Tom Hanks and Geena Davis in A League of Their Own

 

More excellent baseball movies were made between 1984 and 1994 than in any other period:  The Natural, Bull Durham, Eight Men Out, Field of Dreams, Major League, A League of their Own, Angels in the Outfield, The Scout, Cobb and Ken Burns’ Baseball.

Why didn’t this trend continue?  My guess is that Major League Baseball lost the hearts of Americans during the MLB Strike of 1994-95.  That Strike even forced cancellation of the entire postseason, including the 1994 World Series.

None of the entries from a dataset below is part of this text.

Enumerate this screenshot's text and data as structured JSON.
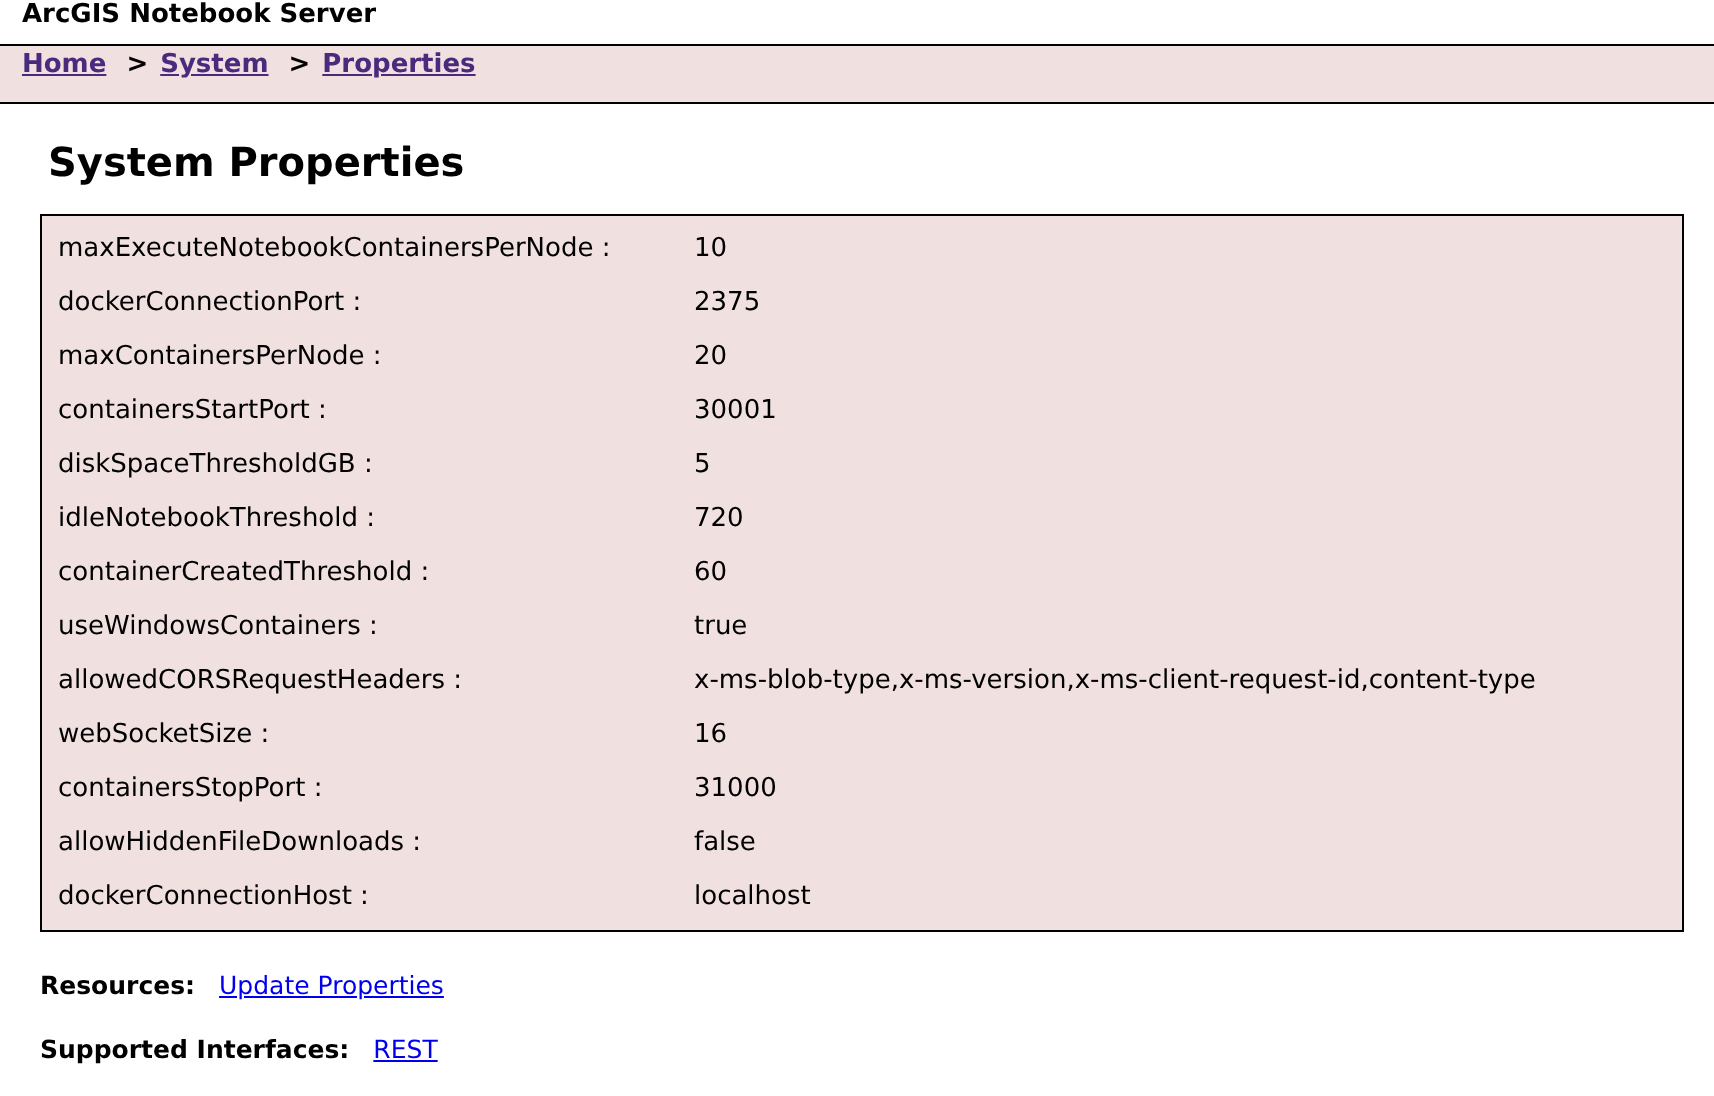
{
  "header": {
    "title": "ArcGIS Notebook Server"
  },
  "breadcrumb": [
    {
      "label": "Home"
    },
    {
      "separator": ">",
      "label": "System"
    },
    {
      "separator": ">",
      "label": "Properties"
    }
  ],
  "page_title": "System Properties",
  "properties": [
    {
      "name": "maxExecuteNotebookContainersPerNode :",
      "value": "10"
    },
    {
      "name": "dockerConnectionPort :",
      "value": "2375"
    },
    {
      "name": "maxContainersPerNode :",
      "value": "20"
    },
    {
      "name": "containersStartPort :",
      "value": "30001"
    },
    {
      "name": "diskSpaceThresholdGB :",
      "value": "5"
    },
    {
      "name": "idleNotebookThreshold :",
      "value": "720"
    },
    {
      "name": "containerCreatedThreshold :",
      "value": "60"
    },
    {
      "name": "useWindowsContainers :",
      "value": "true"
    },
    {
      "name": "allowedCORSRequestHeaders :",
      "value": "x-ms-blob-type,x-ms-version,x-ms-client-request-id,content-type"
    },
    {
      "name": "webSocketSize :",
      "value": "16"
    },
    {
      "name": "containersStopPort :",
      "value": "31000"
    },
    {
      "name": "allowHiddenFileDownloads :",
      "value": "false"
    },
    {
      "name": "dockerConnectionHost :",
      "value": "localhost"
    }
  ],
  "resources": {
    "label": "Resources:",
    "links": [
      "Update Properties"
    ]
  },
  "supported_interfaces": {
    "label": "Supported Interfaces:",
    "links": [
      "REST"
    ]
  }
}
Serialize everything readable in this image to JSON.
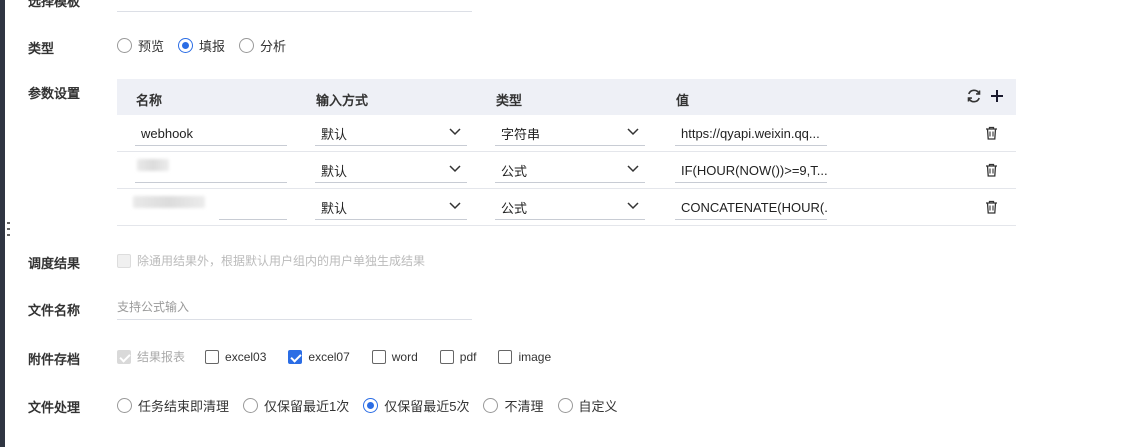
{
  "form": {
    "template_label": "选择模板",
    "type": {
      "label": "类型",
      "options": [
        {
          "label": "预览",
          "checked": false
        },
        {
          "label": "填报",
          "checked": true
        },
        {
          "label": "分析",
          "checked": false
        }
      ]
    },
    "params": {
      "label": "参数设置",
      "headers": {
        "name": "名称",
        "input_mode": "输入方式",
        "type": "类型",
        "value": "值"
      },
      "rows": [
        {
          "name": "webhook",
          "input_mode": "默认",
          "type": "字符串",
          "value": "https://qyapi.weixin.qq..."
        },
        {
          "name": "",
          "input_mode": "默认",
          "type": "公式",
          "value": "IF(HOUR(NOW())>=9,T..."
        },
        {
          "name": "",
          "input_mode": "默认",
          "type": "公式",
          "value": "CONCATENATE(HOUR(..."
        }
      ]
    },
    "schedule_result": {
      "label": "调度结果",
      "option": "除通用结果外，根据默认用户组内的用户单独生成结果"
    },
    "file_name": {
      "label": "文件名称",
      "placeholder": "支持公式输入"
    },
    "attachment": {
      "label": "附件存档",
      "options": [
        {
          "label": "结果报表",
          "checked": true,
          "disabled": true
        },
        {
          "label": "excel03",
          "checked": false
        },
        {
          "label": "excel07",
          "checked": true
        },
        {
          "label": "word",
          "checked": false
        },
        {
          "label": "pdf",
          "checked": false
        },
        {
          "label": "image",
          "checked": false
        }
      ]
    },
    "file_processing": {
      "label": "文件处理",
      "options": [
        {
          "label": "任务结束即清理",
          "checked": false
        },
        {
          "label": "仅保留最近1次",
          "checked": false
        },
        {
          "label": "仅保留最近5次",
          "checked": true
        },
        {
          "label": "不清理",
          "checked": false
        },
        {
          "label": "自定义",
          "checked": false
        }
      ]
    }
  },
  "icons": {
    "refresh": "refresh-icon",
    "add": "plus-icon",
    "delete": "trash-icon",
    "dropdown": "chevron-down-icon"
  },
  "colors": {
    "accent": "#2b6de5",
    "table_header_bg": "#eef0f6"
  }
}
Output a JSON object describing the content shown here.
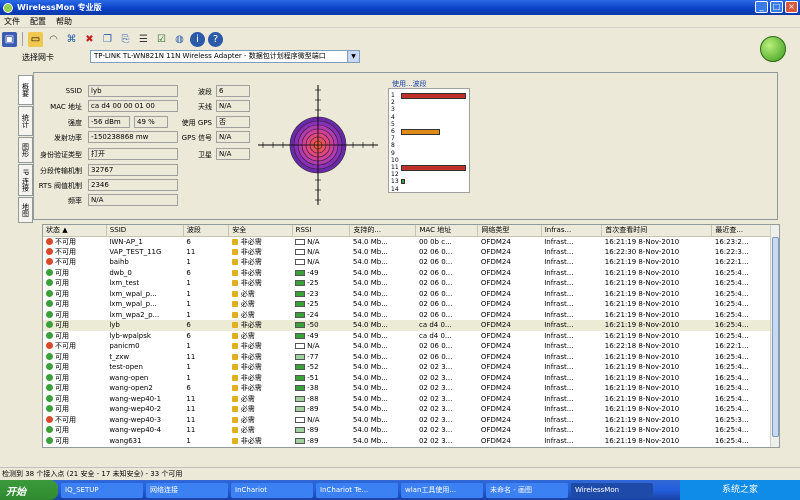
{
  "window": {
    "title": "WirelessMon 专业版",
    "min": "_",
    "max": "□",
    "close": "×"
  },
  "menu": [
    "文件",
    "配置",
    "帮助"
  ],
  "toolbar_icons": [
    "save-icon",
    "open-icon",
    "graph-icon",
    "network-icon",
    "delete-icon",
    "copy-icon",
    "paste-icon",
    "log-icon",
    "check-icon",
    "web-icon",
    "info-icon",
    "help-icon"
  ],
  "adapter": {
    "label": "选择网卡",
    "value": "TP-LINK TL-WN821N 11N Wireless Adapter - 数据包计划程序微型端口"
  },
  "tabs": [
    "概要",
    "统计",
    "图形",
    "IP 连接",
    "地图"
  ],
  "info": {
    "ssid_label": "SSID",
    "ssid": "lyb",
    "mac_label": "MAC 地址",
    "mac": "ca d4 00 00 01 00",
    "strength_label": "强度",
    "strength": "-56 dBm",
    "strength_pct": "49 %",
    "tx_label": "发射功率",
    "tx": "-150238868 mw",
    "auth_label": "身份验证类型",
    "auth": "打开",
    "frag_label": "分段传输机制",
    "frag": "32767",
    "rts_label": "RTS 阀值机制",
    "rts": "2346",
    "freq_label": "频率",
    "freq": "N/A",
    "channel_label": "波段",
    "channel": "6",
    "antenna_label": "天线",
    "antenna": "N/A",
    "gps_use_label": "使用 GPS",
    "gps_use": "否",
    "gps_sig_label": "GPS 信号",
    "gps_sig": "N/A",
    "sat_label": "卫星",
    "sat": "N/A"
  },
  "band_chart": {
    "title": "使用...波段",
    "channels": [
      "1",
      "2",
      "3",
      "4",
      "5",
      "6",
      "7",
      "8",
      "9",
      "10",
      "11",
      "12",
      "13",
      "14"
    ],
    "usage": [
      10,
      0,
      0,
      0,
      0,
      6,
      0,
      0,
      0,
      0,
      10,
      0,
      0,
      0
    ],
    "colors": {
      "1": "#c0302a",
      "6": "#e08a1a",
      "11": "#c0302a",
      "13": "#3aa03a"
    }
  },
  "table": {
    "headers": [
      "状态 ▲",
      "SSID",
      "波段",
      "安全",
      "RSSI",
      "支持的...",
      "MAC 地址",
      "网络类型",
      "Infras...",
      "首次查看时间",
      "最近查..."
    ],
    "rows": [
      [
        "不可用",
        "IWN-AP_1",
        "6",
        "非必需",
        "N/A",
        "54.0 Mb...",
        "00 0b c...",
        "OFDM24",
        "Infrast...",
        "16:21:19 8-Nov-2010",
        "16:23:2..."
      ],
      [
        "不可用",
        "VAP_TEST_11G",
        "11",
        "非必需",
        "N/A",
        "54.0 Mb...",
        "02 06 0...",
        "OFDM24",
        "Infrast...",
        "16:22:30 8-Nov-2010",
        "16:22:3..."
      ],
      [
        "不可用",
        "baihb",
        "1",
        "非必需",
        "N/A",
        "54.0 Mb...",
        "02 06 0...",
        "OFDM24",
        "Infrast...",
        "16:21:19 8-Nov-2010",
        "16:22:1..."
      ],
      [
        "可用",
        "dwb_0",
        "6",
        "非必需",
        "-49",
        "54.0 Mb...",
        "02 06 0...",
        "OFDM24",
        "Infrast...",
        "16:21:19 8-Nov-2010",
        "16:25:4..."
      ],
      [
        "可用",
        "lxm_test",
        "1",
        "非必需",
        "-25",
        "54.0 Mb...",
        "02 06 0...",
        "OFDM24",
        "Infrast...",
        "16:21:19 8-Nov-2010",
        "16:25:4..."
      ],
      [
        "可用",
        "lxm_wpal_p...",
        "1",
        "必需",
        "-23",
        "54.0 Mb...",
        "02 06 0...",
        "OFDM24",
        "Infrast...",
        "16:21:19 8-Nov-2010",
        "16:25:4..."
      ],
      [
        "可用",
        "lxm_wpal_p...",
        "1",
        "必需",
        "-25",
        "54.0 Mb...",
        "02 06 0...",
        "OFDM24",
        "Infrast...",
        "16:21:19 8-Nov-2010",
        "16:25:4..."
      ],
      [
        "可用",
        "lxm_wpa2_p...",
        "1",
        "必需",
        "-24",
        "54.0 Mb...",
        "02 06 0...",
        "OFDM24",
        "Infrast...",
        "16:21:19 8-Nov-2010",
        "16:25:4..."
      ],
      [
        "可用",
        "lyb",
        "6",
        "非必需",
        "-50",
        "54.0 Mb...",
        "ca d4 0...",
        "OFDM24",
        "Infrast...",
        "16:21:19 8-Nov-2010",
        "16:25:4..."
      ],
      [
        "可用",
        "lyb-wpalpsk",
        "6",
        "必需",
        "-49",
        "54.0 Mb...",
        "ca d4 0...",
        "OFDM24",
        "Infrast...",
        "16:21:19 8-Nov-2010",
        "16:25:4..."
      ],
      [
        "不可用",
        "panicm0",
        "1",
        "非必需",
        "N/A",
        "54.0 Mb...",
        "02 06 0...",
        "OFDM24",
        "Infrast...",
        "16:22:18 8-Nov-2010",
        "16:22:1..."
      ],
      [
        "可用",
        "t_zxw",
        "11",
        "非必需",
        "-77",
        "54.0 Mb...",
        "02 06 0...",
        "OFDM24",
        "Infrast...",
        "16:21:19 8-Nov-2010",
        "16:25:4..."
      ],
      [
        "可用",
        "test-open",
        "1",
        "非必需",
        "-52",
        "54.0 Mb...",
        "02 02 3...",
        "OFDM24",
        "Infrast...",
        "16:21:19 8-Nov-2010",
        "16:25:4..."
      ],
      [
        "可用",
        "wang-open",
        "1",
        "非必需",
        "-51",
        "54.0 Mb...",
        "02 02 3...",
        "OFDM24",
        "Infrast...",
        "16:21:19 8-Nov-2010",
        "16:25:4..."
      ],
      [
        "可用",
        "wang-open2",
        "6",
        "非必需",
        "-38",
        "54.0 Mb...",
        "02 02 3...",
        "OFDM24",
        "Infrast...",
        "16:21:19 8-Nov-2010",
        "16:25:4..."
      ],
      [
        "可用",
        "wang-wep40-1",
        "11",
        "必需",
        "-88",
        "54.0 Mb...",
        "02 02 3...",
        "OFDM24",
        "Infrast...",
        "16:21:19 8-Nov-2010",
        "16:25:4..."
      ],
      [
        "可用",
        "wang-wep40-2",
        "11",
        "必需",
        "-89",
        "54.0 Mb...",
        "02 02 3...",
        "OFDM24",
        "Infrast...",
        "16:21:19 8-Nov-2010",
        "16:25:4..."
      ],
      [
        "不可用",
        "wang-wep40-3",
        "11",
        "必需",
        "N/A",
        "54.0 Mb...",
        "02 02 3...",
        "OFDM24",
        "Infrast...",
        "16:21:19 8-Nov-2010",
        "16:25:3..."
      ],
      [
        "可用",
        "wang-wep40-4",
        "11",
        "必需",
        "-89",
        "54.0 Mb...",
        "02 02 3...",
        "OFDM24",
        "Infrast...",
        "16:21:19 8-Nov-2010",
        "16:25:4..."
      ],
      [
        "可用",
        "wang631",
        "1",
        "非必需",
        "-89",
        "54.0 Mb...",
        "02 02 3...",
        "OFDM24",
        "Infrast...",
        "16:21:19 8-Nov-2010",
        "16:25:4..."
      ]
    ],
    "selected_index": 8
  },
  "status": "检测到 38 个接入点 (21 安全 - 17 未知安全) - 33 个可用",
  "taskbar": {
    "start": "开始",
    "tasks": [
      "IQ_SETUP",
      "网络连接",
      "InChariot",
      "InChariot Te...",
      "wlan工具使用...",
      "未命名 - 画图",
      "WirelessMon"
    ],
    "active": 6,
    "tray": "系统之家"
  },
  "colors": {
    "available": "#3aa03a",
    "unavailable": "#d94a2a"
  }
}
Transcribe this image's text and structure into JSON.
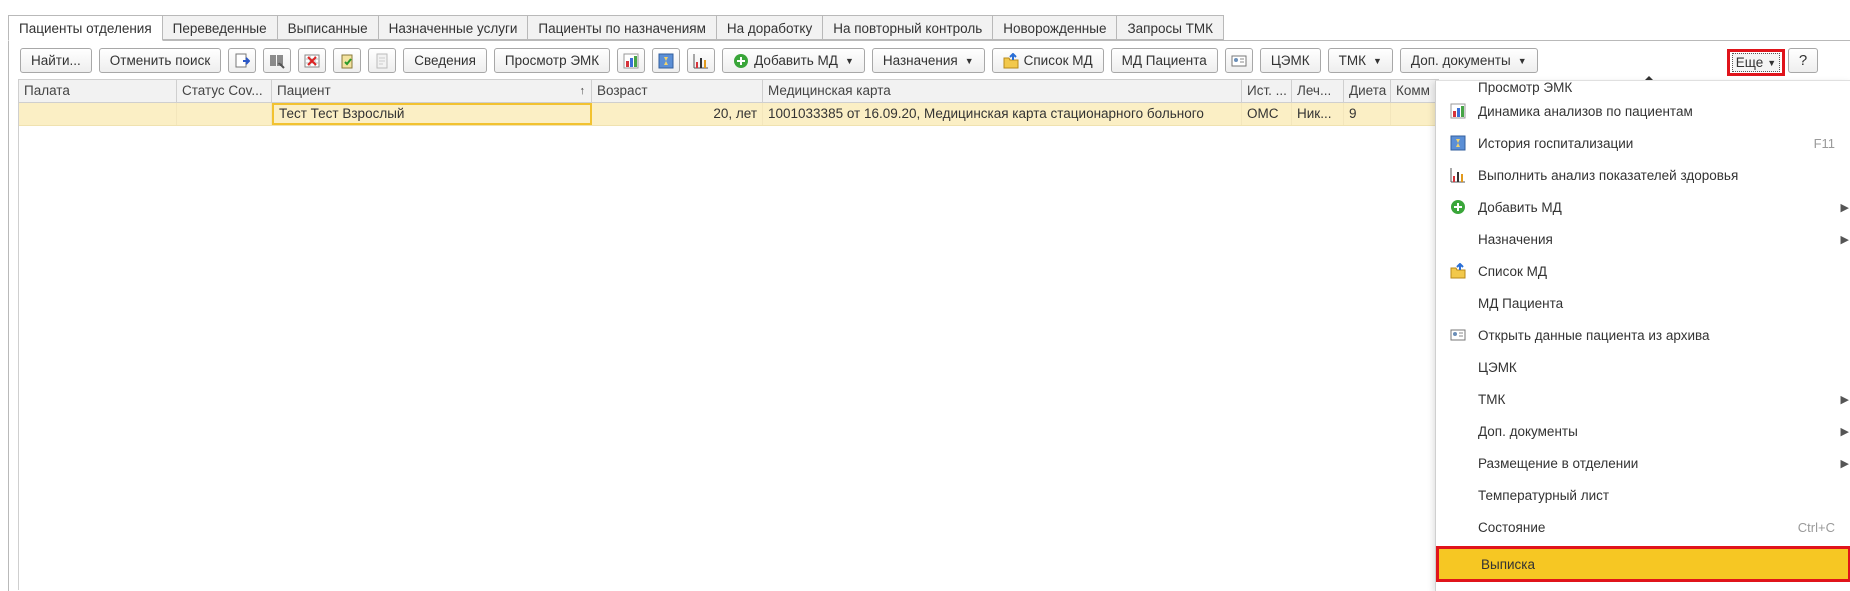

Before the Strike, my kitchen and auto radios were always tuned to the station that broadcast my favorite baseball team; those radios are tuned to NPR now.   I was familiar with every regular player, starting pitcher and key reliever in the National League;  I’m not any more.  The Strike made me go cold turkey and killed my baseball habit.

By the measures of revenue and attendance, MLB has been even more successful since the strike, but I don’t believe that it is loved as much as before.

It was also a key time in American sports culture – as baseball was being eclipsed by soccer as a youth sport and by the NBA and NFL as a spectator sport.  Baseball did not understand how vulnerable its place in American culture was.

Americans have been burned once – and severely burned –  by baseball.  We will go the ballpark as an entertainment event, but no longer from devotion to the sport and our favorite teams.  That devotion – which so warmly received the baseball movies of 1984-1994 – is no longer there.